C’est pourquoi, avec le groupe communiste républicain et citoyen, j’approuve le projet de loi qui nous est proposé, même si le chantier n’est pas encore achevé.
Explication de vote
M. Jack Ralite. Mon collègue Ivan Renar a précisé, au terme de son intervention, que nous allions voter ce projet de loi. Je le confirme, mais je voudrais formuler quelques remarques.
En effet, tout le monde aura noté qu’il a fallu beaucoup de temps pour aboutir au texte qui nous est soumis aujourd’hui. S’il en a été ainsi, c’est parce que les acteurs étaient multiples, mais c’est aussi parce qu’il s’agit du livre, de l’écrit, de la langue, de la création littéraire. C’est même le fond du sujet !
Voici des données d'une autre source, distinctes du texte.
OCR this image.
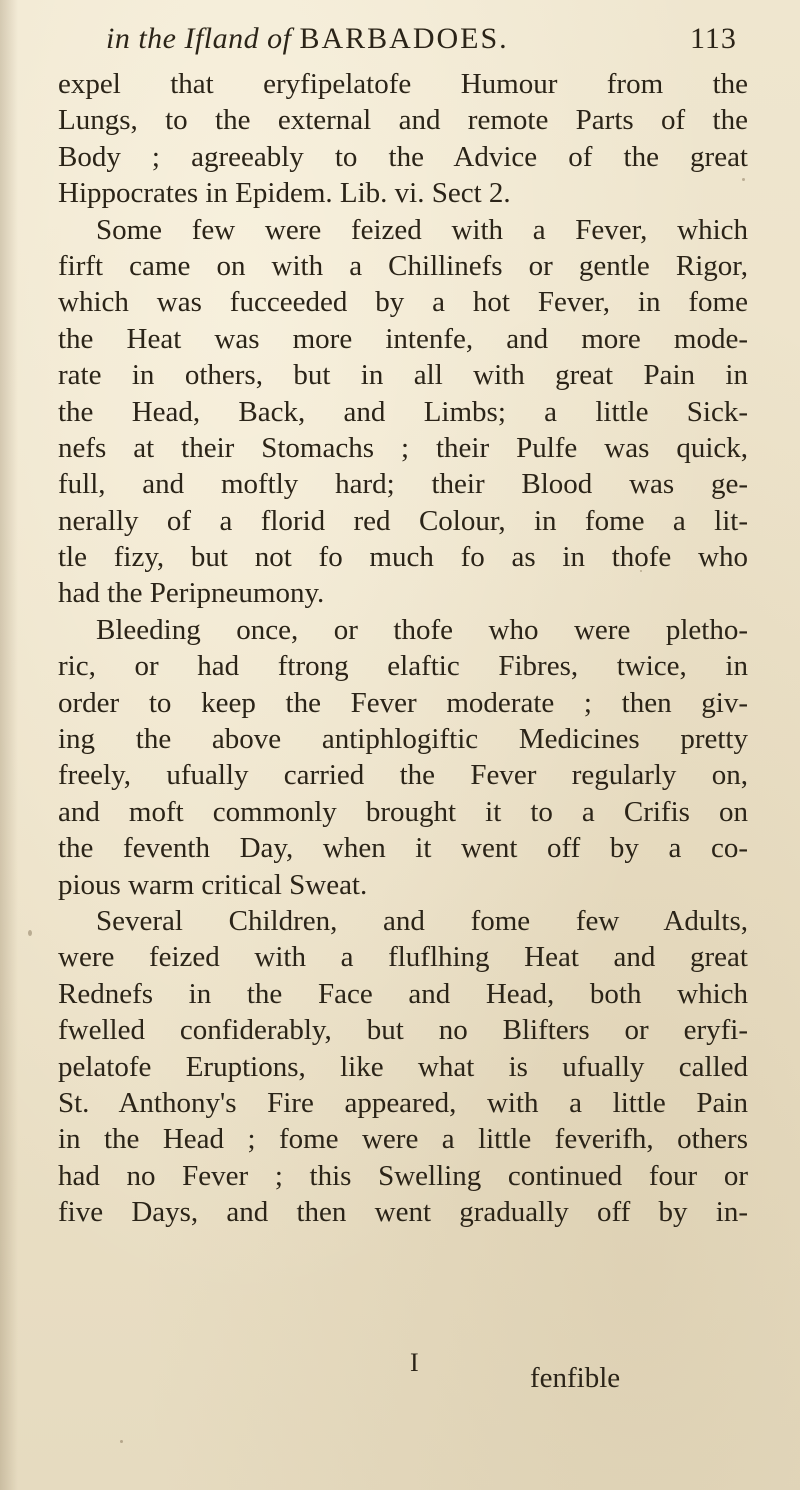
in the Ifland of BARBADOES.	113
expel that eryfipelatofe Humour from the
Lungs, to the external and remote Parts of the
Body ; agreeably to the Advice of the great
Hippocrates in Epidem. Lib. vi. Sect 2.
Some few were feized with a Fever, which
firft came on with a Chillinefs or gentle Rigor,
which was fucceeded by a hot Fever, in fome
the Heat was more intenfe, and more mode-
rate in others, but in all with great Pain in
the Head, Back, and Limbs; a little Sick-
nefs at their Stomachs ; their Pulfe was quick,
full, and moftly hard; their Blood was ge-
nerally of a florid red Colour, in fome a lit-
tle fizy, but not fo much fo as in thofe who
had the Peripneumony.
Bleeding once, or thofe who were pletho-
ric, or had ftrong elaftic Fibres, twice, in
order to keep the Fever moderate ; then giv-
ing the above antiphlogiftic Medicines pretty
freely, ufually carried the Fever regularly on,
and moft commonly brought it to a Crifis on
the feventh Day, when it went off by a co-
pious warm critical Sweat.
Several Children, and fome few Adults,
were feized with a fluflhing Heat and great
Rednefs in the Face and Head, both which
fwelled confiderably, but no Blifters or eryfi-
pelatofe Eruptions, like what is ufually called
St. Anthony's Fire appeared, with a little Pain
in the Head ; fome were a little feverifh, others
had no Fever ; this Swelling continued four or
five Days, and then went gradually off by in-
I	fenfible
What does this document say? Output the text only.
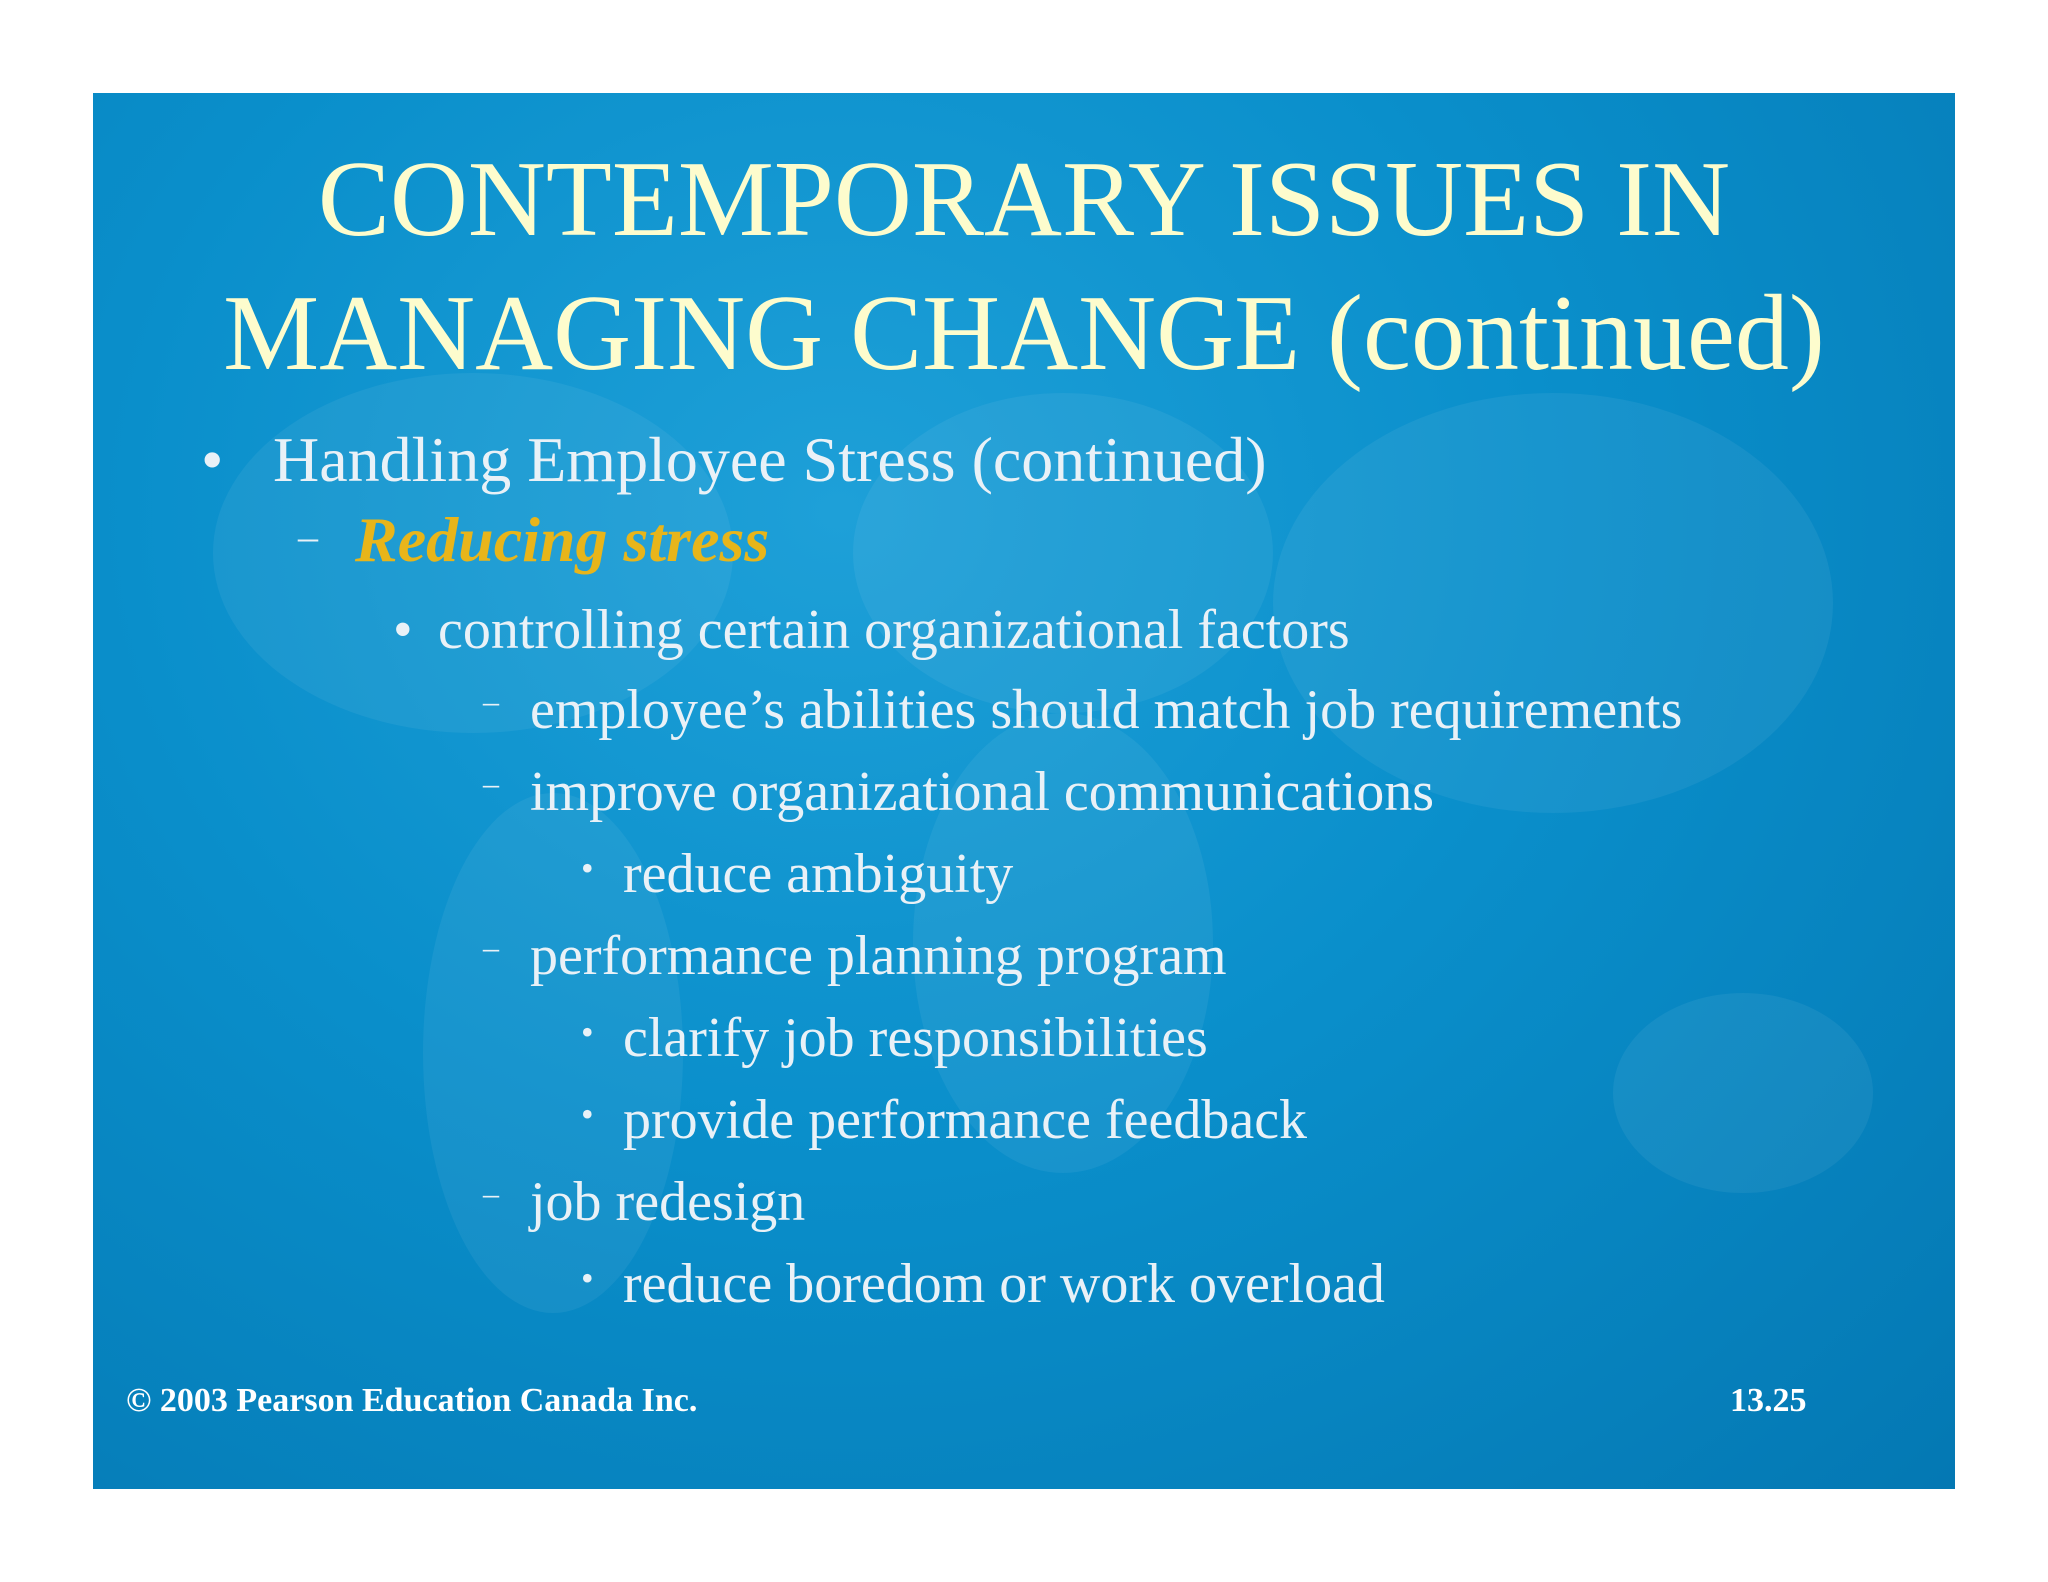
CONTEMPORARY ISSUES IN
MANAGING CHANGE (continued)
• Handling Employee Stress (continued)
– Reducing stress
• controlling certain organizational factors
– employee’s abilities should match job requirements
– improve organizational communications
• reduce ambiguity
– performance planning program
• clarify job responsibilities
• provide performance feedback
– job redesign
• reduce boredom or work overload
© 2003 Pearson Education Canada Inc.	13.25
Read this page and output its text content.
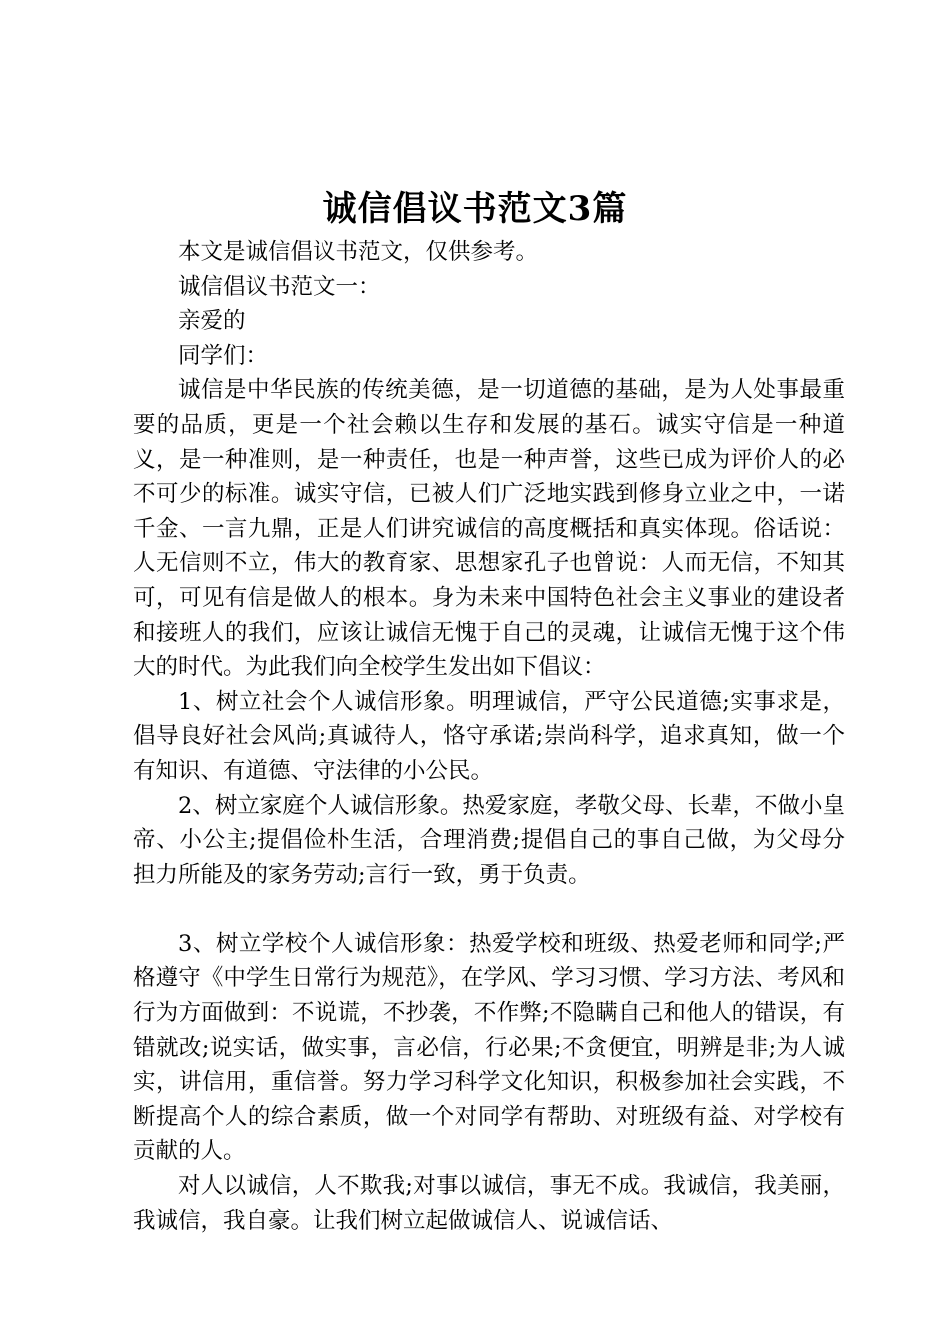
诚信倡议书范文3篇

本文是诚信倡议书范文，仅供参考。

诚信倡议书范文一：

亲爱的

同学们：

诚信是中华民族的传统美德，是一切道德的基础，是为人处事最重要的品质，更是一个社会赖以生存和发展的基石。诚实守信是一种道义，是一种准则，是一种责任，也是一种声誉，这些已成为评价人的必不可少的标准。诚实守信，已被人们广泛地实践到修身立业之中，一诺千金、一言九鼎，正是人们讲究诚信的高度概括和真实体现。俗话说：人无信则不立，伟大的教育家、思想家孔子也曾说：人而无信，不知其可，可见有信是做人的根本。身为未来中国特色社会主义事业的建设者和接班人的我们，应该让诚信无愧于自己的灵魂，让诚信无愧于这个伟大的时代。为此我们向全校学生发出如下倡议：

1、树立社会个人诚信形象。明理诚信，严守公民道德;实事求是，倡导良好社会风尚;真诚待人，恪守承诺;崇尚科学，追求真知，做一个有知识、有道德、守法律的小公民。

2、树立家庭个人诚信形象。热爱家庭，孝敬父母、长辈，不做小皇帝、小公主;提倡俭朴生活，合理消费;提倡自己的事自己做，为父母分担力所能及的家务劳动;言行一致，勇于负责。

3、树立学校个人诚信形象：热爱学校和班级、热爱老师和同学;严格遵守《中学生日常行为规范》，在学风、学习习惯、学习方法、考风和行为方面做到：不说谎，不抄袭，不作弊;不隐瞒自己和他人的错误，有错就改;说实话，做实事，言必信，行必果;不贪便宜，明辨是非;为人诚实，讲信用，重信誉。努力学习科学文化知识，积极参加社会实践，不断提高个人的综合素质，做一个对同学有帮助、对班级有益、对学校有贡献的人。

对人以诚信，人不欺我;对事以诚信，事无不成。我诚信，我美丽，我诚信，我自豪。让我们树立起做诚信人、说诚信话、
Le projet de loi que nous allons voter met donc en rapport l’écrit, la langue et la diversité de la société. Or le lien entre la société et l’écrit est assuré par l’édition, qui doit être pluraliste. A cet égard, comme l’a déjà souligné Ivan Renar, nous sommes actuellement confrontés à ce que j’appellerai un séisme culturel, économique, financier et social, dû aux conséquences de l’affaire Vivendi.
J’interviens souvent sur ce sujet, je le reconnais, mais je continuerai de le faire, car on ne peut pas tenir les propos si chaleureux que nous avons tous tenus sur l’édition, le livre et la langue tout en refusant, dans le même temps, que cette question soit abordée au Sénat ou à l’Assemblée nationale.
L’Edition sans éditeurs, d’André Schiffrin, petit livre que nombre d’entre vous connaissent, mes chers collègues, raconte ce qui est arrivé, aux Etats-Unis, à un éditeur de taille moyenne mais très riche d’imagination, à savoir Pantheon, après son absorption par un groupe international, Bertelsmann. Dans un premier temps, ce groupe acheteur a publié une déclaration enthousiaste, faisant l’éloge de la société achetée, promettant de maintenir ses glorieuses traditions et assurant qu’aucun changement majeur n’interviendrait et que, dans la mesure du possible, il ne serait procédé à aucun licenciement. Dans la suite du livre, cet éditeur américain décrit ce qu’il a vécu en réalité, et je me dis alors, en lisant l’histoire de cet homme qui n’est pourtant pas de mon bord, que nous pensons la même chose ! Il n’est pas inintéressant de le souligner...
Nous sommes nous aussi confrontés à de telles situations. Ainsi, M. Fourtou, après avoir, pendant des années, voté, sans exprimer de nuances ni soulevé d’objections, les décisions de M. Messier a décidé récemment, afin de trouver l’argent dont il a besoin pour rétablir l’équilibre financier de Vivendi Universal, de vendre le secteur « édition » du groupe. Une telle attitude mérite réflexion, à mon avis, et exige la prise de décisions qui ne peuvent relever du seul secteur privé. Ce dernier a d’ailleurs déjà été évoqué au cours de nos débats, notamment quand il s’est agi de favoriser les petits libraires face aux grands groupes comme la FNAC ! Ce n’est pas désolant, nous avons des responsabilités publiques à assumer !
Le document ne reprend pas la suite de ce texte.